Takaes Lippen zitterten, aber ihre Tränen waren eingefroren------.
" Wir schwören an deinem Grabe, unter unseren Fahnen, daß wir unsern Kampf bis zur Entscheidung fortführen werden. "
Mit gesenkten Köpfen standen regungslos die Frauen. Einige Männer begannen zu singen, in einem Augenblick schwoll das Lied hoch an, alle sangen.
Nur sie konnten es wagen ihre Trauer, ihre Freude, ihren Zorn, all ihre Gefühle in diesem Gesang, diesem Rhythmus zu bergen.
" Fahne des Volkes - rote Fahne------"
Die Fahne flatterte von den singenden Stimmen bewegt. Vom fernen Horizont drohte die Finsternis, die singenden Stimmen wurden vom Wind verweht und vom Wald verschluckt. Dann ging die Fahne vom Grabe fort, und die Leute zerstreuten sich langsam.

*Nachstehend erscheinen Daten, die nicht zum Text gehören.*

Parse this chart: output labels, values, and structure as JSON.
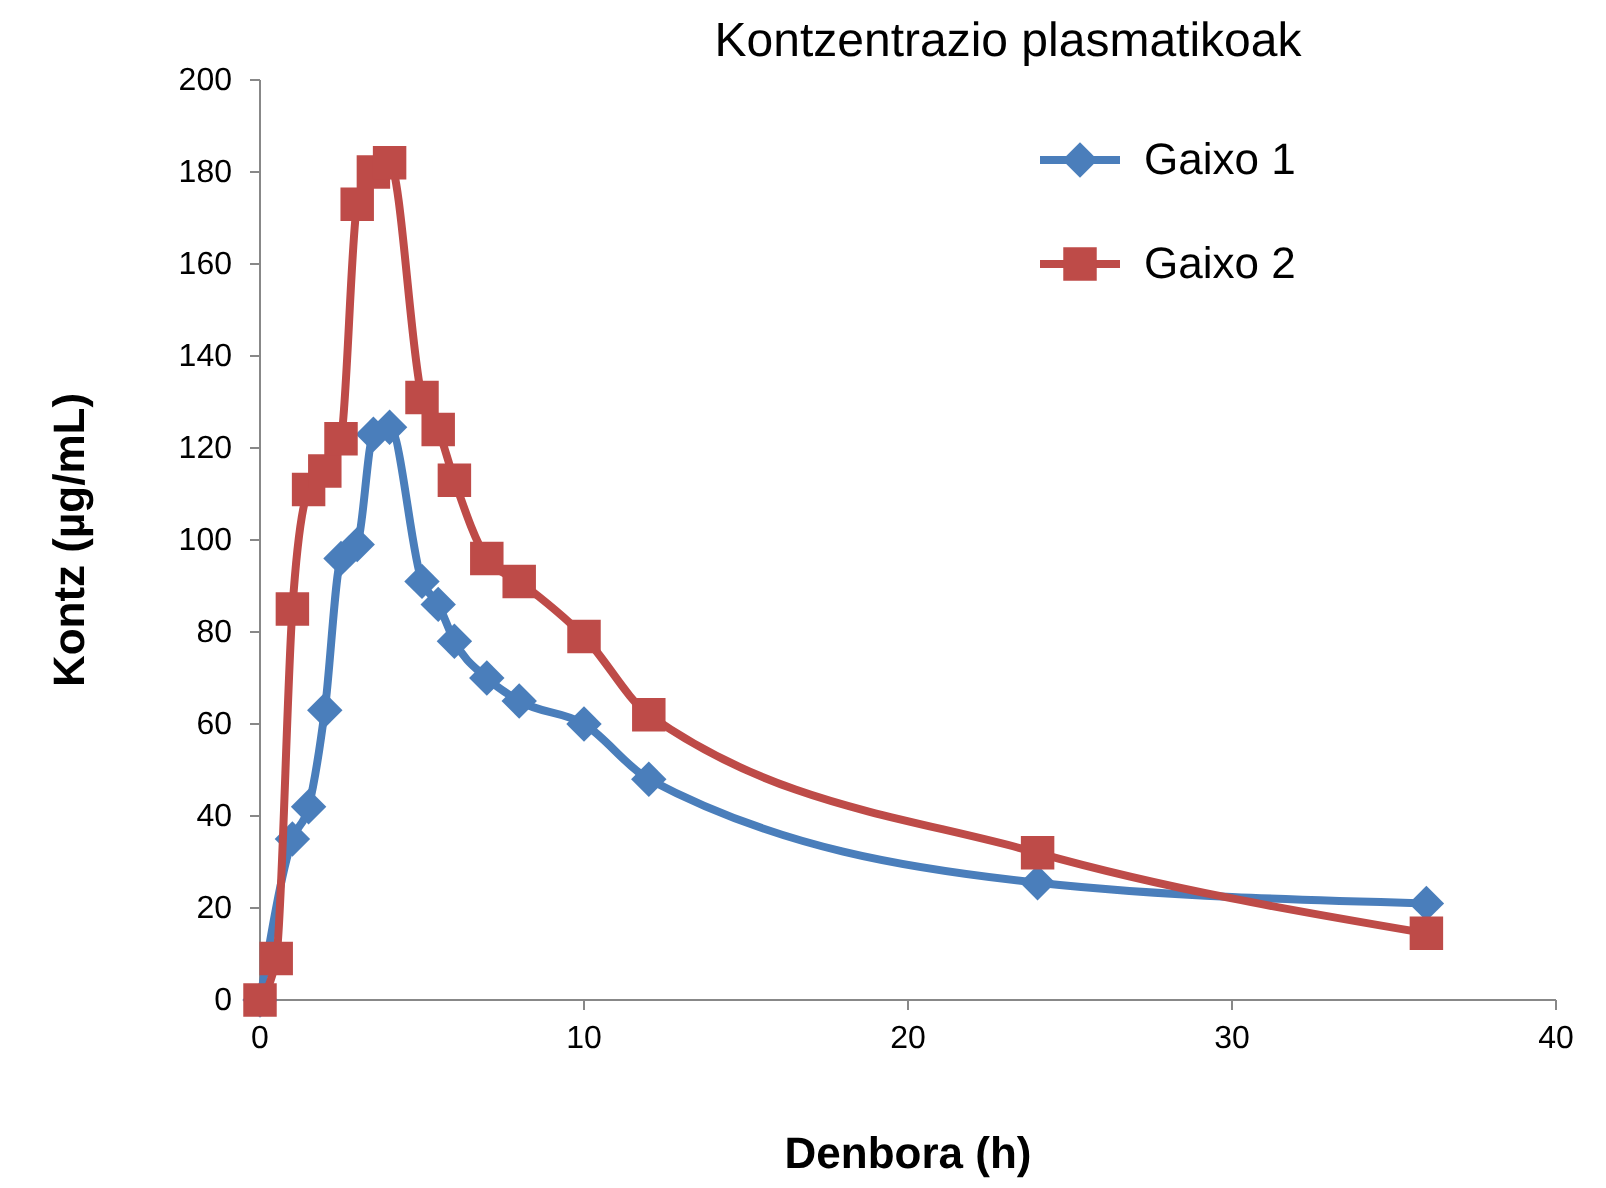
{
  "chart_data": {
    "type": "line",
    "title": "Kontzentrazio plasmatikoak",
    "xlabel": "Denbora (h)",
    "ylabel": "Kontz (µg/mL)",
    "xlim": [
      0,
      40
    ],
    "xticks": [
      0,
      10,
      20,
      30,
      40
    ],
    "ylim": [
      0,
      200
    ],
    "yticks": [
      0,
      20,
      40,
      60,
      80,
      100,
      120,
      140,
      160,
      180,
      200
    ],
    "grid": false,
    "legend": "top right",
    "series": [
      {
        "name": "Gaixo 1",
        "color": "#4a7ebb",
        "marker": "diamond",
        "x": [
          0,
          1,
          1.5,
          2,
          2.5,
          3,
          3.5,
          4,
          5,
          5.5,
          6,
          7,
          8,
          10,
          12,
          24,
          36
        ],
        "values": [
          0,
          35,
          42,
          63,
          96,
          99,
          123,
          124.5,
          91,
          86,
          78,
          70,
          65,
          60,
          48,
          25.5,
          21
        ]
      },
      {
        "name": "Gaixo 2",
        "color": "#be4b48",
        "marker": "square",
        "x": [
          0,
          0.5,
          1,
          1.5,
          2,
          2.5,
          3,
          3.5,
          4,
          5,
          5.5,
          6,
          7,
          8,
          10,
          12,
          24,
          36
        ],
        "values": [
          0,
          9,
          85,
          111,
          115,
          122,
          173,
          180,
          182,
          131,
          124,
          113,
          96,
          91,
          79,
          62,
          32,
          14.5
        ]
      }
    ]
  }
}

Die Sonne war jetzt ganz untergegangen, und der Grabhügel blieb einsam und verlassen. Takae kniete vor dem Grabe. Sie fühlte die kalte Erde, unter der ihre Schwester schlief, ihr erstarrtes Herz wurde weicher. "Kayo-tjan..." Der Wind trug den Ruf fort. "Kayo-tjan, antwortest du nicht mehr - -?"

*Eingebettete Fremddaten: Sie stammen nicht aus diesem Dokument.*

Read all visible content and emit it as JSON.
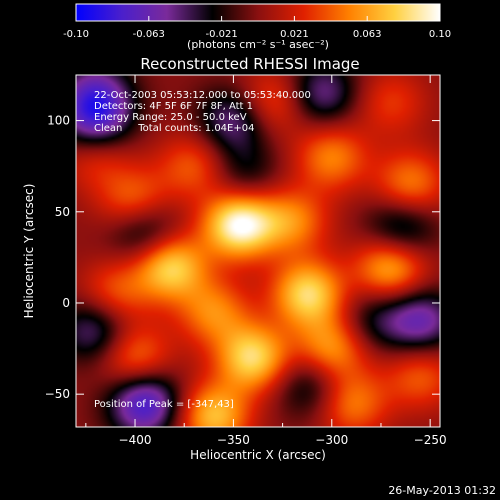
{
  "chart_data": {
    "type": "heatmap",
    "title": "Reconstructed RHESSI Image",
    "xlabel": "Heliocentric X (arcsec)",
    "ylabel": "Heliocentric Y (arcsec)",
    "xlim": [
      -430,
      -245
    ],
    "ylim": [
      -68,
      125
    ],
    "x_ticks": [
      -400,
      -350,
      -300,
      -250
    ],
    "y_ticks": [
      -50,
      0,
      50,
      100
    ],
    "colorbar": {
      "range": [
        -0.1,
        0.1
      ],
      "ticks": [
        "-0.10",
        "-0.063",
        "-0.021",
        "0.021",
        "0.063",
        "0.10"
      ],
      "label": "(photons cm⁻² s⁻¹ asec⁻²)",
      "colors": [
        "#0000ff",
        "#4a1fcc",
        "#7a2a9a",
        "#000000",
        "#8a1010",
        "#e02000",
        "#ff8000",
        "#ffd040",
        "#ffffff"
      ]
    },
    "annotations": [
      "22-Oct-2003 05:53:12.000 to 05:53:40.000",
      "Detectors: 4F 5F 6F 7F 8F, Att 1",
      "Energy Range: 25.0 - 50.0 keV",
      "Clean     Total counts: 1.04E+04"
    ],
    "peak_label": "Position of Peak = [-347,43]",
    "peak": {
      "x": -347,
      "y": 43
    },
    "blobs": [
      {
        "x": -347,
        "y": 43,
        "v": 0.1
      },
      {
        "x": -382,
        "y": 20,
        "v": 0.08
      },
      {
        "x": -312,
        "y": 5,
        "v": 0.08
      },
      {
        "x": -270,
        "y": 20,
        "v": 0.07
      },
      {
        "x": -340,
        "y": -30,
        "v": 0.08
      },
      {
        "x": -300,
        "y": -25,
        "v": 0.06
      },
      {
        "x": -400,
        "y": 55,
        "v": 0.05
      },
      {
        "x": -370,
        "y": 75,
        "v": 0.04
      },
      {
        "x": -300,
        "y": 80,
        "v": 0.05
      },
      {
        "x": -260,
        "y": 65,
        "v": 0.05
      },
      {
        "x": -410,
        "y": 5,
        "v": 0.04
      },
      {
        "x": -360,
        "y": -5,
        "v": 0.05
      },
      {
        "x": -360,
        "y": -62,
        "v": 0.07
      },
      {
        "x": -400,
        "y": -30,
        "v": 0.05
      },
      {
        "x": -290,
        "y": -55,
        "v": 0.05
      },
      {
        "x": -320,
        "y": 45,
        "v": 0.05
      },
      {
        "x": -255,
        "y": -40,
        "v": 0.04
      },
      {
        "x": -330,
        "y": 110,
        "v": 0.04
      },
      {
        "x": -270,
        "y": 110,
        "v": 0.03
      },
      {
        "x": -420,
        "y": 80,
        "v": 0.03
      },
      {
        "x": -350,
        "y": 100,
        "v": -0.05
      },
      {
        "x": -395,
        "y": 40,
        "v": -0.05
      },
      {
        "x": -265,
        "y": 40,
        "v": -0.05
      },
      {
        "x": -395,
        "y": -55,
        "v": -0.08
      },
      {
        "x": -420,
        "y": 100,
        "v": -0.06
      },
      {
        "x": -305,
        "y": 115,
        "v": -0.05
      },
      {
        "x": -255,
        "y": -10,
        "v": -0.06
      },
      {
        "x": -420,
        "y": -15,
        "v": -0.05
      },
      {
        "x": -310,
        "y": -45,
        "v": -0.04
      },
      {
        "x": -420,
        "y": 115,
        "v": -0.05
      },
      {
        "x": -345,
        "y": 70,
        "v": -0.03
      },
      {
        "x": -280,
        "y": -10,
        "v": -0.03
      }
    ]
  },
  "footer": {
    "timestamp": "26-May-2013 01:32"
  }
}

Plötzlich überfiel sie der Schmerz, und ihr Rücken zuckte, von einem heftigen Weinkrampf erschüttert. "Mein Kind, mein liebes, das ist dein Vater. "
Sie nahm ein Photo Miatjis aus der Tasche und legte es auf den Hügel . Hagimura stand hinter ihr und wagte nicht, sich zu bewegen. Er war tief erschüttert. Die Nacht senkte sich über den Friedhof, auf dem außer ihnen kein Mensch mehr war, und in der Tiefe der Dunkelheit verschwand der Grabhügel. "Okayo, Okayo ... "
Takae drückte ihren Kopf auf die Erde, weinte und schrie und tobte verzweifelt. Die fernen Büsche verloren in der Dunkelheit ihre Umrisse, der Wind wühlte in ihnen und wirbelte um den Grabhügel, unter dem Okayo mit ihrem toten Kind schlief.